Answer: Is there any evidence for t cell immunity to SARS-COV-2 prior to exposure?

in #science19 hours ago

For context, this is a question I answered on Quora

Short answer: yes. I didn’t do this justice the first time I posted it as I only included one study among several evidencing pre-existing t cell immunity to the “novel” coronavirus mainly as a result of cross-reactivity, a concept that isn’t novel, with other endemic coronaviruses. My prior post covered one experimental immunological study that was published in 2021, but prior research published in 2020 and afterwards provides more extensive evidence.

Natural Immunity Can Exist Prior to SARS-COV-2 Infection

A comparative cross-sectional study analyzing peripheral blood mononuclear cells extracted from COVID-19 patients and healthy, SARS-CoV-2-unexposed donors in 2020 (n = 86) detected SARS-CoV-2-reactive T helper cells in healthy unexposed donors. Their t helper cells were reactive to the C-terminal region (S-II) of the spike protein and demonstrated cross-reactivity with spike proteins from endemic human coronaviruses (e.g., OC43, 229E), suggesting prior exposures to common cold coronaviruses.

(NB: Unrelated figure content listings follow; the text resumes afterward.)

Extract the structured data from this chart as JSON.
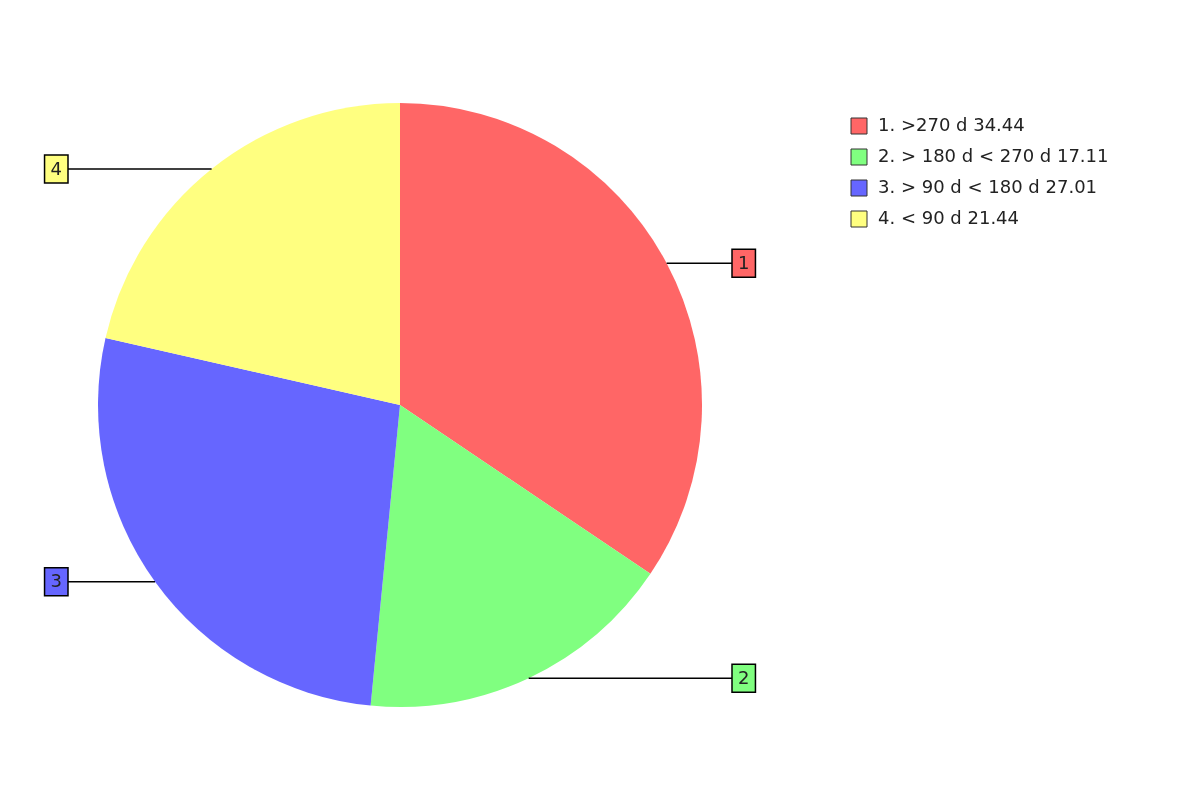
{
  "chart_data": {
    "type": "pie",
    "categories": [
      "1. >270 d 34.44",
      "2. > 180 d < 270 d 17.11",
      "3. > 90 d < 180 d 27.01",
      "4. < 90 d 21.44"
    ],
    "values": [
      34.44,
      17.11,
      27.01,
      21.44
    ],
    "annotations": [
      "1",
      "2",
      "3",
      "4"
    ],
    "colors": [
      "#ff6666",
      "#80ff80",
      "#6666ff",
      "#ffff80"
    ],
    "legend": "top right"
  }
}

A cross-sectional observational study comparing T cell immune responses among three groups: people recovered from COVID-19, survivors of the 2003 SARS outbreak, and uninfected controls in 2020 found, also utilizing peripheral blood mononuclear cells isolated from participants (n = 96) found that 19 out of 37 uninfected individuals exhibited T cells reactive to SARS-CoV-2 non-structural proteins (NSP7, NSP13) and, to a lesser degree, the N protein, despite no exposure to SARS or COVID-19. They also found that SARS-COV-1 survivors still had long-lasting memory T cells reactive to the N protein of SARS-Cov-2 17 years later.

Another cross-sectional observational study, published in 2020, that also extracted peripheral blood mononuclear cells from recovered COVID-19 patients and healthy unexposed controls (n = 21) found that 40%-60% of unexposed healthy individuals had t helper cells reactivity to non-spike proteins of SARS-COV-2 suggesting cross-reactivity from exposure to other beta-coronaviruses.

An observational study using pre-pandemic blood samples to extract peripheral blood mononuclear cells for their assessments analyzing 117 distinct SARS-CoV-2–specific T helper cell populations (n = 12) found that a substantial number of SARS-CoV-2–specific T helper cells with memory phenotypes exist in unexposed individuals. T cell clones cross-reacted with commensal bacterial antigens and responded to stool lysates, implying that environmental microbial exposure shapes baseline SARS-CoV-2 T cell repertoires. The abundance of preexisting memory T cells was significantly positively correlated with donor age and total memory frequency and the preexisting repertoire was highly heterogeneous between individuals, with non-spike–specific T cells detected at higher frequencies than spike-specific ones.

A longitudinal cohort study that followed participants over a 3 year period (2020–2024) and assessed their immune response at multiple timepoints (1 month, 6 months, and up to one year or more after infection and vaxx) (n = 44) while including pre-pandemic serum samples taken from healthy donors (n = 18), in their assessment of extracted peripheral blood mononuclear cells, found that about half of pre-pandemic samples had detectable cross-reactive T cell immunity targeting SARS-CoV-2 spike protein segments. Furthermore, participants with cross-reactive T cell immunity from endemic coronaviruses demonstrated significantly stronger and longer-lasting SARS-CoV-2-specific T cell responses than those without which translates into reduced viral load leading to less severe or no viral symptoms.